Now, as a senior grad student, I find myself showing up to less and less of the grad school functions.  First to go were the unnecessary social events.  Then the seminars.  Workshops became spotty, though I still try to attend journal clubs (and my institution is fond of nannying us taking attendance).  Increasingly I justify this absence to myself with "This is a waste of my time!  I could be at the bench!" or "I have too much to do today!" or "The kids these days suck at presenting a journal article!"  My favorite justification for the social functions is "Bah!  Kids!  I'm too old for this crap!"  (I have grumpy old man syndrome at 28, and female).

Now, some of this is certainly just excuses (although the kids these days do put on a terrible presentation, but I should probably show up to heckle give constructive criticism). But I did fail to realize in my early career just how time-consuming full-time bench work is.  If there's a seminar at 11, but I have to submit a 6-hour stain to flow lab by 2PM, well chances are the seminar will get skipped.  As a young grad student in classes, your eyes are constantly on the clock so you can maximize your lab:class time ratio.  I also failed to realize how one can lose track of time during a busy workday when you get in the groove.  "Crap!  It's 5?  I'm going to miss the bus!  I swear I looked at the clock an hour ago and it said it was noon!  CLOCK, BANE OF MY EXISTENCE, YOU LIE LIKE A LYING DOG!"
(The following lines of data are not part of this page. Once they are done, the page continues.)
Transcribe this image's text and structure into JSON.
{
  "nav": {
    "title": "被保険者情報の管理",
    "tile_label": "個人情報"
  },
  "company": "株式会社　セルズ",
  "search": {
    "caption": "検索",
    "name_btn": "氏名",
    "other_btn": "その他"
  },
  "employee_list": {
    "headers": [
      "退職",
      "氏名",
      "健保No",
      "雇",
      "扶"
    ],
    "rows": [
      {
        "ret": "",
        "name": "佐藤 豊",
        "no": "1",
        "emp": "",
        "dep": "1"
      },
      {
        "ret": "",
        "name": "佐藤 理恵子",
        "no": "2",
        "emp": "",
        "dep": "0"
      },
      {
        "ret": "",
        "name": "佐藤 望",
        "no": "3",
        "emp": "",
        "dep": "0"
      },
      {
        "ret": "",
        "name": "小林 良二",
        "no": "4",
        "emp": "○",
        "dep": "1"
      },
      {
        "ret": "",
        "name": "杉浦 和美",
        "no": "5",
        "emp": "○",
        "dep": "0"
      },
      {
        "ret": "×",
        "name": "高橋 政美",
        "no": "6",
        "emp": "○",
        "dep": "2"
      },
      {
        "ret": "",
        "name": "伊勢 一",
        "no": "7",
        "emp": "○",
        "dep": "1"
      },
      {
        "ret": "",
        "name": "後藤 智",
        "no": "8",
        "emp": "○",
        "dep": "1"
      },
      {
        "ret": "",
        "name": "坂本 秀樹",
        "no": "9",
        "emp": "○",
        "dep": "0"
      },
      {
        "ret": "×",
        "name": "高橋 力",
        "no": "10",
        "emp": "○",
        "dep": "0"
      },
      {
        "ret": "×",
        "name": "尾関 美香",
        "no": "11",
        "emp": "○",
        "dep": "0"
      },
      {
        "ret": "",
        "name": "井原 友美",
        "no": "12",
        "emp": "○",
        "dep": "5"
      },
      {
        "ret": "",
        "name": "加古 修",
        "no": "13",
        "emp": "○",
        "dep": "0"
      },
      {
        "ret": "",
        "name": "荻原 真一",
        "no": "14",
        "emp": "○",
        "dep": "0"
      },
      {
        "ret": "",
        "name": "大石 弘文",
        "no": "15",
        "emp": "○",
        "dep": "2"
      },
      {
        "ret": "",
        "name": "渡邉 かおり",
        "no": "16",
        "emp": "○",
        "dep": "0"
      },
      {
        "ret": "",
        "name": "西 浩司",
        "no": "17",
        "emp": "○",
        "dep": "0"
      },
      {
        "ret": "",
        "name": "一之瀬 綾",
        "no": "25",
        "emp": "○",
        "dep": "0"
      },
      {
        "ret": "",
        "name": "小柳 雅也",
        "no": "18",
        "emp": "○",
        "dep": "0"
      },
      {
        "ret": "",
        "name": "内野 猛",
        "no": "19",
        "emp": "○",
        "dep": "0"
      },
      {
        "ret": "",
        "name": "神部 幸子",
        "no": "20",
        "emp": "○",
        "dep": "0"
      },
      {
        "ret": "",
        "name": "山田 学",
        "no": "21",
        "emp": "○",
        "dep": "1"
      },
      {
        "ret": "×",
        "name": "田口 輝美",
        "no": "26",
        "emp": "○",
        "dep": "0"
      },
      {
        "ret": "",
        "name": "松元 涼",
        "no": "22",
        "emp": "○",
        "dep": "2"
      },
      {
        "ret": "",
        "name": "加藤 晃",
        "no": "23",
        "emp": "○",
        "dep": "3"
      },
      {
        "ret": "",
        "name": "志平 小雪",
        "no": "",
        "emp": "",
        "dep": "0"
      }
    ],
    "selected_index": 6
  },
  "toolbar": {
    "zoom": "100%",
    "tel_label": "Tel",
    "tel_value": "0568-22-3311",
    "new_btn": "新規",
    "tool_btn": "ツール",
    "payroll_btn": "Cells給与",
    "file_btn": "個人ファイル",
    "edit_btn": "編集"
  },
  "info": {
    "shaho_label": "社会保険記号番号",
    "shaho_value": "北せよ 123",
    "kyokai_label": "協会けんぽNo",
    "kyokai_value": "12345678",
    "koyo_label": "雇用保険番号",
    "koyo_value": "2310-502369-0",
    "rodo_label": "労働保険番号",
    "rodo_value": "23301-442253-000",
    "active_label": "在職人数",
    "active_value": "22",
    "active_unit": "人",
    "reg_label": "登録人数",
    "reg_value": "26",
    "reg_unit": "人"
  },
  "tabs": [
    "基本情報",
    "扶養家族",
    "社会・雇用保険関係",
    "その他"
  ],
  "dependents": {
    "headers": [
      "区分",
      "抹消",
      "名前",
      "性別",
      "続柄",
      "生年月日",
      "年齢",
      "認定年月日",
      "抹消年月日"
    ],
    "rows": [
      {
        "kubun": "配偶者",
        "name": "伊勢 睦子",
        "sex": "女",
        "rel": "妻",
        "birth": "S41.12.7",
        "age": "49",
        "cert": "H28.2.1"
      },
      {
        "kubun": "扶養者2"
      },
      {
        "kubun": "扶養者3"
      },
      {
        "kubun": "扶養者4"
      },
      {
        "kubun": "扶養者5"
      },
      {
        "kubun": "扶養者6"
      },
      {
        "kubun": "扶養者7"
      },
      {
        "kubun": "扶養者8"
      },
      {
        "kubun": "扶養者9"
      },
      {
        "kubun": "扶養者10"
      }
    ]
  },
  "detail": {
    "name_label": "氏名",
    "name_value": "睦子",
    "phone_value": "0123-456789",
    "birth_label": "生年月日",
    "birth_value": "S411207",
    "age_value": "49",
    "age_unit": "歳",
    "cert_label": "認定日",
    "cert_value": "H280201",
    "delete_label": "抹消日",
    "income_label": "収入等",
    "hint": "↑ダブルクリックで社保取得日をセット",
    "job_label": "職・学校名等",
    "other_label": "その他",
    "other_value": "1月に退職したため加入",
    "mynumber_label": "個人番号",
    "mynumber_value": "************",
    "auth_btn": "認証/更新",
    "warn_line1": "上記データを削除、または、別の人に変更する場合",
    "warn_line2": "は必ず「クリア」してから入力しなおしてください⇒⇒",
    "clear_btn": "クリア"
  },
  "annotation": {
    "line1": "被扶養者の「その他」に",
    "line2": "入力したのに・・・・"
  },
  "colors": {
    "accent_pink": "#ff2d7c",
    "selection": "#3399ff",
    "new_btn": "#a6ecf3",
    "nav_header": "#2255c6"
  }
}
Hoo, back it up there QR, breathe.

Ahem.

I get the feeling a research career is like this; early on, you have a lot of time for non-bench stuff, so you go to more non-bench stuff.  Then you get busy at the bench and forget that the world around you exists.  Then you get tied to a computer paper or grant-writing and get bored out of your mind with the constant streams of text so you show up to seminars and heckle constructively criticize baby grad students with terrible presentations.  I'm hoping to move to this third stage quite soon, provided the luciferin cooperates.  Mwuahahahahahahahahahahaha!